A strong nervous system stimulant.
- Cocaine: Usually white crystalline powder sniffed up the nose through a small tube. Sometimes dissolved and injected.. Also Known as: 'coke','charlie','snow' 'C', white, Percy, and toot.
- Crack: Can be smoked (irregular, raisin-sized lumps also known as 'rock', 'wash' stones, pebbles, base, or freebase)
- Usually smoked in a pipe, glass tube, plastic bottle or in foil
- Use of crack/cocaine has risen rapidly
The law
- First prohibited by the Dangerous Drugs Act 1920, now controlled by the Misuse of Drugs Act 1971
- Class A drugs
- Penalties for possession: maximum seven years' prison and/or fine. Penalties for possession with intent to supply, or supplying: maximum life imprisonment and/or fine.
History
-
First produced in 1855: became a popular stimulant and tonic - Extracted from leaves of the South American coco plant. Indigenous people chew the leaves to boost stamina
- Formerly used medically as a local anaesthetic
-
1885, Originally Coca Cola contained cocaine (extracts of coca leaves and cola nuts ), all traces of cocaine were not removed until 1929
Effects
- Creates a sense of well-being, alertness, exhilaration and confidence, mental clarity and indifference to hunger, pain and fatigue for up to 30 minutes
- Constricted peripheral blood vessels, dilated pupils, increased body temperature, heart rate and blood pressure
- Users often left craving more
- Crack has the same effects as cocaine, smoked crack tends to be much stronger and more addictive than snorted powder cocaine
Purity
- Cocaine powder is often mixed with sugar or starch.

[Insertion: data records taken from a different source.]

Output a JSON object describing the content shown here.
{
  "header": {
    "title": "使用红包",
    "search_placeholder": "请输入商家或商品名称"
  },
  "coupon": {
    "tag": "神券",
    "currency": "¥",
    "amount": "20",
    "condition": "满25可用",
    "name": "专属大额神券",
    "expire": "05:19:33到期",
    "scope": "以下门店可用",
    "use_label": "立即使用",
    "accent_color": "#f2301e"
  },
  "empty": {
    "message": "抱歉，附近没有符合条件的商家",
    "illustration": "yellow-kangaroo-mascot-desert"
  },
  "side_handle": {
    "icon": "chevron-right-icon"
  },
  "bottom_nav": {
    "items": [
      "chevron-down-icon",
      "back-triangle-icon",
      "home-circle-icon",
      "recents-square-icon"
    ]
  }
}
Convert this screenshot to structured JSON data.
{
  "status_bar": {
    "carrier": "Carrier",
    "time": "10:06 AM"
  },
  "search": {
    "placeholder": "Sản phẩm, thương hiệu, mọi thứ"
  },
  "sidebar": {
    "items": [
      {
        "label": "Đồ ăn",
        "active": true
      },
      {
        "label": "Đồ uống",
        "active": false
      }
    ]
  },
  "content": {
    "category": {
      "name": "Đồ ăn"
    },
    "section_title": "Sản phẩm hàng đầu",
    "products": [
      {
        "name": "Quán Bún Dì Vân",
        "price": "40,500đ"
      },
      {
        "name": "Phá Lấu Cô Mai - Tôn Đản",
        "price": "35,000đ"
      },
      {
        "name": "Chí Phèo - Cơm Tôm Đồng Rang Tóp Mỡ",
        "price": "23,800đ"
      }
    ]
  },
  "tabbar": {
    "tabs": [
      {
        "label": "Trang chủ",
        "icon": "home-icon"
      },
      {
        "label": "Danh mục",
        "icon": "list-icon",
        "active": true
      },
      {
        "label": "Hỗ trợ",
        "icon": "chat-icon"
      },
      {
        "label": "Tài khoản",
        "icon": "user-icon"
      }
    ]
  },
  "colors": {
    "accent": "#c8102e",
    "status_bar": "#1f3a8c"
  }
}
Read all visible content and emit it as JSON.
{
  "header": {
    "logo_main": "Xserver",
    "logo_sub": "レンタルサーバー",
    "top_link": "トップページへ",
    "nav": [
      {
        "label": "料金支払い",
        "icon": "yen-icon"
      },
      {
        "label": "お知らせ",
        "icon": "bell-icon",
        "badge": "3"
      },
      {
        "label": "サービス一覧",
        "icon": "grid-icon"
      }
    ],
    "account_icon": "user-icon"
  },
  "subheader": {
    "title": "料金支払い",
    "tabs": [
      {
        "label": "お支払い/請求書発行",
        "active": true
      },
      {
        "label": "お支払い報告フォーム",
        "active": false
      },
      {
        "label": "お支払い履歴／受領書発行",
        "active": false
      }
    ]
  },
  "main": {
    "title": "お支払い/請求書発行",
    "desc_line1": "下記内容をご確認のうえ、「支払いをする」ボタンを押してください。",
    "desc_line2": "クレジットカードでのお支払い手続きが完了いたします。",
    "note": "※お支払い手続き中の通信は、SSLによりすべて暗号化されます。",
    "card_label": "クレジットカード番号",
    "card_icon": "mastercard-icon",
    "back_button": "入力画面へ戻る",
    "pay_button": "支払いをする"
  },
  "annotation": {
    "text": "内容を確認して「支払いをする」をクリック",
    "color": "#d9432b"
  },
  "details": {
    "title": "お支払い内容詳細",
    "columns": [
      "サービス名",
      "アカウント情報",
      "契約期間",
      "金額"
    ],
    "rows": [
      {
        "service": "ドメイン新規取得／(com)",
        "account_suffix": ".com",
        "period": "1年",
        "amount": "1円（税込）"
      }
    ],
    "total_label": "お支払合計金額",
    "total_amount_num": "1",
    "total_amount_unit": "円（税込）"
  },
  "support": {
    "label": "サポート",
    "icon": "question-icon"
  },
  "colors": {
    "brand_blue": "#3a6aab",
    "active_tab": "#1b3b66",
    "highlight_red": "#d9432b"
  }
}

- Crack purity depends on the cocaine used originally to produce the crack.
Risks
- Users feel tired and depressed for one or two days sometimes longer
- Can cause chest pain and potentially fatal heart problems
- Heavy use can cause convulsions
- A habit can be expensive and hard to control
- To maintain the effects, doses have to be repeated around every 20 minutes. Users who binge taking large doses can suffer extreme agitation, paranoia and hallucinations that fade as the drug leaves the body
- Prolonged sniffing of cocaine powder can cause damage and ulcerations to the nose's mucous membrane and destroy the septum separating the nostrils
- Long term injecting causes abscesses and exposes users to other associated risks
- Pregnant woman using cocaine risk premature delivery, ectopic pregnancy, stillbirth and sudden infant death. The mother is at increased risk of haemorrhage, miscarriage, toxaemia and nutritional deficiencies. The baby is often dependant on cocaine
- Crack dependency can produce aggressive paranoid behaviour.
- Possible long-term changes to the nervous system.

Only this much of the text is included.